Sebagaimana teori yang dianut oleh Paulo Freire dalam buku “Pendidikan Kaum Tertindas” saya menemukan kejanggalan-kejanggalan yang sama terjadi pada pola pendidikan hari ini.

Dalam buku tersebut, ada sebuah asumsi bahwa kesadaran kaum penindas cenderung untuk mengubah segala sesuatu di sekitarnya menjadi obyek kekuasaan mereka. Bumi, harta kekayaan, produksi, karya cipta manusia, manusia itu sendiri, waktu dan semuanya direduksi menjadi obyek yang berada dibawah kemauannya.

Tidak sedikit saya menemukan dosen yang berfikir materialis. Menjual karya-karya tak bermutunya untuk dibeli mahasiswa, seakan akan memaksa burung harus tenggelam kedalam air sungai. Sama sekali tidak akan pernah tercapai sebuah visi pendidikan.

Tapi saya tidak permasalahkan itu, yang masih menjadi unek-unek saya adalah tentang citra dari pendidikan itu sendiri. Pendidikan gaya bank telah memasuki zona penguasaan. Dimana ruang gerak yang disediakan untuk murid hanya terbatas pada menerima, mencatat, dan menyimpannya. Mereka dididik menjadi pengumpul dan pencatat barang-barang simpanan sehingga miskin daya cipta dan daya ubah sang murid.

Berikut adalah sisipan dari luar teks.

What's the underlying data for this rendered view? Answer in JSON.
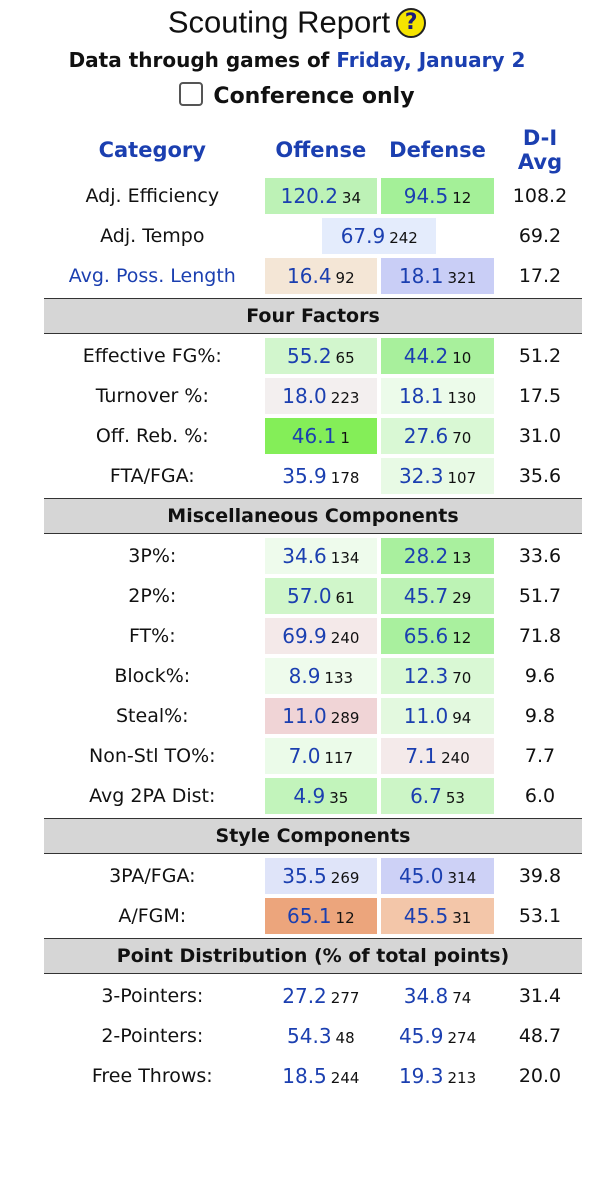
{
  "header": {
    "title": "Scouting Report",
    "help_icon": "question-icon",
    "subtitle_prefix": "Data through games of",
    "subtitle_date": "Friday, January 2",
    "conference_label": "Conference only"
  },
  "columns": {
    "category": "Category",
    "offense": "Offense",
    "defense": "Defense",
    "avg": "D-I Avg"
  },
  "top_rows": [
    {
      "label": "Adj. Efficiency",
      "off": "120.2",
      "off_rank": "34",
      "off_bg": "#bdf2b6",
      "def": "94.5",
      "def_rank": "12",
      "def_bg": "#a4f098",
      "avg": "108.2"
    },
    {
      "label": "Adj. Tempo",
      "tempo": "67.9",
      "tempo_rank": "242",
      "tempo_bg": "#e4ecfc",
      "avg": "69.2"
    },
    {
      "label": "Avg. Poss. Length",
      "off": "16.4",
      "off_rank": "92",
      "off_bg": "#f4e6d6",
      "def": "18.1",
      "def_rank": "321",
      "def_bg": "#c9cef6",
      "avg": "17.2",
      "link": true
    }
  ],
  "sections": [
    {
      "title": "Four Factors",
      "rows": [
        {
          "label": "Effective FG%:",
          "off": "55.2",
          "off_rank": "65",
          "off_bg": "#d2f6cd",
          "def": "44.2",
          "def_rank": "10",
          "def_bg": "#a8f09c",
          "avg": "51.2"
        },
        {
          "label": "Turnover %:",
          "off": "18.0",
          "off_rank": "223",
          "off_bg": "#f3efef",
          "def": "18.1",
          "def_rank": "130",
          "def_bg": "#ecfbea",
          "avg": "17.5"
        },
        {
          "label": "Off. Reb. %:",
          "off": "46.1",
          "off_rank": "1",
          "off_bg": "#84ee58",
          "def": "27.6",
          "def_rank": "70",
          "def_bg": "#d9f8d4",
          "avg": "31.0"
        },
        {
          "label": "FTA/FGA:",
          "off": "35.9",
          "off_rank": "178",
          "off_bg": "#ffffff",
          "def": "32.3",
          "def_rank": "107",
          "def_bg": "#e8fae5",
          "avg": "35.6"
        }
      ]
    },
    {
      "title": "Miscellaneous Components",
      "rows": [
        {
          "label": "3P%:",
          "off": "34.6",
          "off_rank": "134",
          "off_bg": "#eefbec",
          "def": "28.2",
          "def_rank": "13",
          "def_bg": "#a9f09e",
          "avg": "33.6"
        },
        {
          "label": "2P%:",
          "off": "57.0",
          "off_rank": "61",
          "off_bg": "#d0f6ca",
          "def": "45.7",
          "def_rank": "29",
          "def_bg": "#bdf3b5",
          "avg": "51.7"
        },
        {
          "label": "FT%:",
          "off": "69.9",
          "off_rank": "240",
          "off_bg": "#f4e9e9",
          "def": "65.6",
          "def_rank": "12",
          "def_bg": "#a9f09e",
          "avg": "71.8"
        },
        {
          "label": "Block%:",
          "off": "8.9",
          "off_rank": "133",
          "off_bg": "#eefbec",
          "def": "12.3",
          "def_rank": "70",
          "def_bg": "#d9f8d4",
          "avg": "9.6"
        },
        {
          "label": "Steal%:",
          "off": "11.0",
          "off_rank": "289",
          "off_bg": "#f0d4d6",
          "def": "11.0",
          "def_rank": "94",
          "def_bg": "#e3f9df",
          "avg": "9.8"
        },
        {
          "label": "Non-Stl TO%:",
          "off": "7.0",
          "off_rank": "117",
          "off_bg": "#ebfbe9",
          "def": "7.1",
          "def_rank": "240",
          "def_bg": "#f4eaea",
          "avg": "7.7"
        },
        {
          "label": "Avg 2PA Dist:",
          "off": "4.9",
          "off_rank": "35",
          "off_bg": "#c2f4bb",
          "def": "6.7",
          "def_rank": "53",
          "def_bg": "#ccf5c6",
          "avg": "6.0"
        }
      ]
    },
    {
      "title": "Style Components",
      "rows": [
        {
          "label": "3PA/FGA:",
          "off": "35.5",
          "off_rank": "269",
          "off_bg": "#dfe4f9",
          "def": "45.0",
          "def_rank": "314",
          "def_bg": "#cdd1f6",
          "avg": "39.8"
        },
        {
          "label": "A/FGM:",
          "off": "65.1",
          "off_rank": "12",
          "off_bg": "#eca57c",
          "def": "45.5",
          "def_rank": "31",
          "def_bg": "#f3c6a9",
          "avg": "53.1"
        }
      ]
    },
    {
      "title": "Point Distribution (% of total points)",
      "rows": [
        {
          "label": "3-Pointers:",
          "off": "27.2",
          "off_rank": "277",
          "off_bg": "#ffffff",
          "def": "34.8",
          "def_rank": "74",
          "def_bg": "#ffffff",
          "avg": "31.4"
        },
        {
          "label": "2-Pointers:",
          "off": "54.3",
          "off_rank": "48",
          "off_bg": "#ffffff",
          "def": "45.9",
          "def_rank": "274",
          "def_bg": "#ffffff",
          "avg": "48.7"
        },
        {
          "label": "Free Throws:",
          "off": "18.5",
          "off_rank": "244",
          "off_bg": "#ffffff",
          "def": "19.3",
          "def_rank": "213",
          "def_bg": "#ffffff",
          "avg": "20.0"
        }
      ]
    }
  ]
}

Dalam konsep gaya bank ini, pengetahuan merupakan sebuah anugerah yang dihibahkan oleh mereka yang menganggap berpengetahuan lebih kepada mereka yang dianggap tidak memiliki pengetahuan apa-apa. Menganggap bodoh secara mutlak kepada orang lain adalah ciri dari ideology penindasan, yang berarti mengingkari pendidikan dan pengetahuan sebagai proses pencarian.

Ketahuilah bahwa kemampuan pendidikan gaya bank untuk mengurangi atau menghapuskan daya kreasi siswa serta menumbuhkan sikap mudah percaya, menguntungkan kepentingan kaum penindas untuk semakin mudah menguasai objeknya.

Dampak yang akan dirasakan oleh masyarakat pada umumnya adalah akan banyak terjadi pengangguran. Permasalahan semacam inilah yang sampai saat ini belum terpecahkan oleh pemerintah. Karena semakin banyaknya penganggur-penganggur sejati, maka nasib negara sedang diambang kehancuran.

Yang saya sadari betul bahwa selama apa yang saya pelajari, ternyata materi-materi itu yang semuanya mendidik saya menjadi siswa yang bermental budak. Setinggi-tingginya lulusan pendidikannya tidak akan melarikannya menjadi pengusaha sukses, Larinya paling paling jadi pekerja. Nasib yang ingin menjadi karyawan semakin banyak, karena persaingan semakin ketat, hingga akhirnya harus terjerembab kepada pengamgguran.

Solusinya adalah tidak ada cara lain selain masyarakat harus pandai berliterasi. Karena dengan literasi semuanya akan tercipta. Karena dengan literasi kita tidak hanya terpaku pada membaca dan menulis, melainkan pandai membaca gejala. Bagaimana gejala yang terjadi disulap menjadi sebuah peluang. Hingga akhirnya dapat mengurangi pengagguran-pengangguran.

Apakah yang saya sampaikan sepaham dengan yang Anda rasakan? Jika memang sama, cepatlah untuk mengambil tindakan sebelum semuanya berakhir mengenaskan.

Semoga tulisan sederhana ini bisa membantu menyadarkan kaum-kaum tertindas seperti saya ini.